Al conto salatissimo che la Siria è pronta a consegnare a Washington si aggiunge una mancia non trascurabile. L’invasione turca e l’aggressione dei curdi hanno inevitabilmente alleggerito la pressione su ciò che resta dei guerriglieri di Daesh. E hanno iniziato a spezzare le catene che li tengono rinchiusi a migliaia nelle carceri curde. Ain Issa, Hasakah, Navkur, Qamishlo, di giorno in giorno si allunga la lista dei campi di prigionia da cui i miliziani e i loro familiari riescono a fuggire per darsi alla macchia. Per Allen è un mesto spettacolo. “Le Sdf e le forze della Coalizione hanno sconfitto alcune fra le più importanti unità tattiche dell’Isis nel Nord Est della Siria – dice. Checché ne dica Trump, l’Isis “non è morto”. “Con la capacità di combattimento delle Sdf depotenziata o neutralizzata dai turchi è probabile che assisteremo presto a un suo parziale ritorno”.

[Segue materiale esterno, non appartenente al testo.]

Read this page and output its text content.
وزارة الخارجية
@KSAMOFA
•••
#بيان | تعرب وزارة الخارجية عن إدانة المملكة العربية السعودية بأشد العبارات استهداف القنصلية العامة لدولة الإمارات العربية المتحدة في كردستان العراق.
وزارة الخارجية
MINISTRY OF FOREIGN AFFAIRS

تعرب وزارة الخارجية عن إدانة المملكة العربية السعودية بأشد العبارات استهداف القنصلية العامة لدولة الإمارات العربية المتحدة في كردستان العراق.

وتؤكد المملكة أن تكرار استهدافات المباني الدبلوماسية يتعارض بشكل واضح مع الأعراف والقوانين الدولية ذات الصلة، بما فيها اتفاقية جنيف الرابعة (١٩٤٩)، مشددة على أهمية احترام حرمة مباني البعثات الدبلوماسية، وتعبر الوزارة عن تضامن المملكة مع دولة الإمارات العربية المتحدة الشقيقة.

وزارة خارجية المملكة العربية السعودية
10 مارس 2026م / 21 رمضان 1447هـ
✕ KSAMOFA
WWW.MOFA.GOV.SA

Una rinascita che porta la firma di Recepp Tayyip Erdogan e del governo turco. Che ora dovranno rispondere delle loro azioni, tuona Allen. Il veterano dei Marines ha dedicato un’intera carriera militare al suo Paese, ma è anche stato uno dei più rispettati generali della Nato negli ultimi dieci anni. Sa che l’aggressione siriana non può lasciare indifferente l’Alleanza, di cui la Turchia è parte integrante. La marcia armata sulle terre dei curdi è solo l’ultima di una lunga serie di provocazioni che impongono agli alleati una riflessione urgente.

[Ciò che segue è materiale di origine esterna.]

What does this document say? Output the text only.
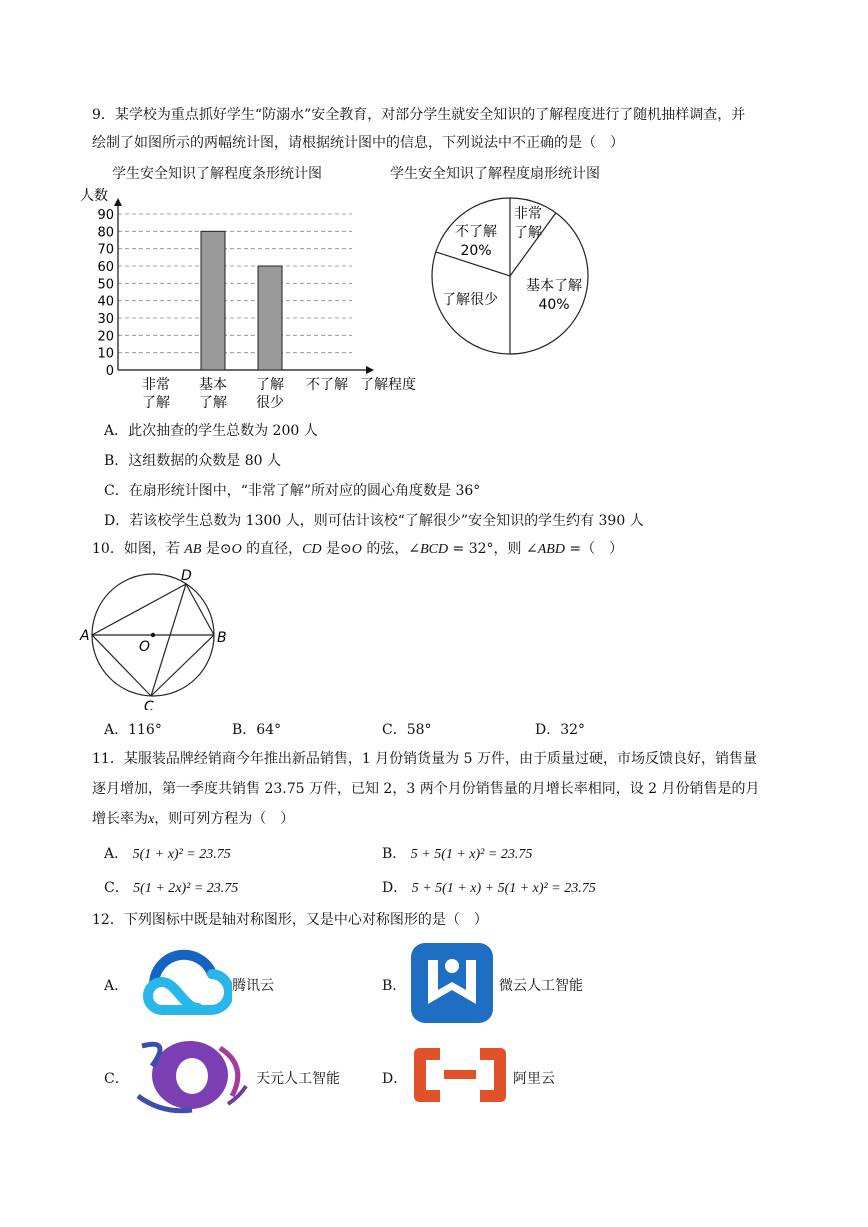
9．某学校为重点抓好学生“防溺水”安全教育，对部分学生就安全知识的了解程度进行了随机抽样调查，并
绘制了如图所示的两幅统计图，请根据统计图中的信息，下列说法中不正确的是（　）
学生安全知识了解程度条形统计图	学生安全知识了解程度扇形统计图
0
10
20
30
40
50
60
70
80
90
人数
了解程度
非常
了解
基本
了解
了解
很少
不了解
非常
了解
基本了解
40%
了解很少
不了解
20%
A．此次抽查的学生总数为 200 人
B．这组数据的众数是 80 人
C．在扇形统计图中，“非常了解”所对应的圆心角度数是 36°
D．若该校学生总数为 1300 人，则可估计该校“了解很少”安全知识的学生约有 390 人
10．如图，若 AB 是⊙O 的直径，CD 是⊙O 的弦，∠BCD = 32°，则 ∠ABD =（　）
A	B
C
D
O
A．116°	B．64°	C．58°	D．32°
11．某服装品牌经销商今年推出新品销售，1 月份销货量为 5 万件，由于质量过硬，市场反馈良好，销售量
逐月增加，第一季度共销售 23.75 万件，已知 2，3 两个月份销售量的月增长率相同，设 2 月份销售是的月
增长率为x，则可列方程为（　）
A． 5(1 + x)² = 23.75	B． 5 + 5(1 + x)² = 23.75
C． 5(1 + 2x)² = 23.75	D． 5 + 5(1 + x) + 5(1 + x)² = 23.75
12．下列图标中既是轴对称图形，又是中心对称图形的是（　）
A．	腾讯云	B．	微云人工智能
C．	天元人工智能	D．	阿里云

“La Turchia acquista sistemi altamente sofisticati da russi e cinesi, ha consiglieri di entrambi i Paesi fra le sue forze armate, la Nato dovrebbe seriamente preoccuparsi della sicurezza delle sue informazioni e della sua interoperabilità”. Non si può chinare il capo di fronte ad Erdogan, sentenzia Allen. “La sola minaccia di trasportare 3,6 milioni di rifugiati in Europa è una ragione sufficiente ad avviare a Bruxelles un dialogo sull’espulsione della Turchia. Se continuerà a comportarsi come uno Stato ostile la Nato dovrà decidere se sia il caso di tenerla con sé”.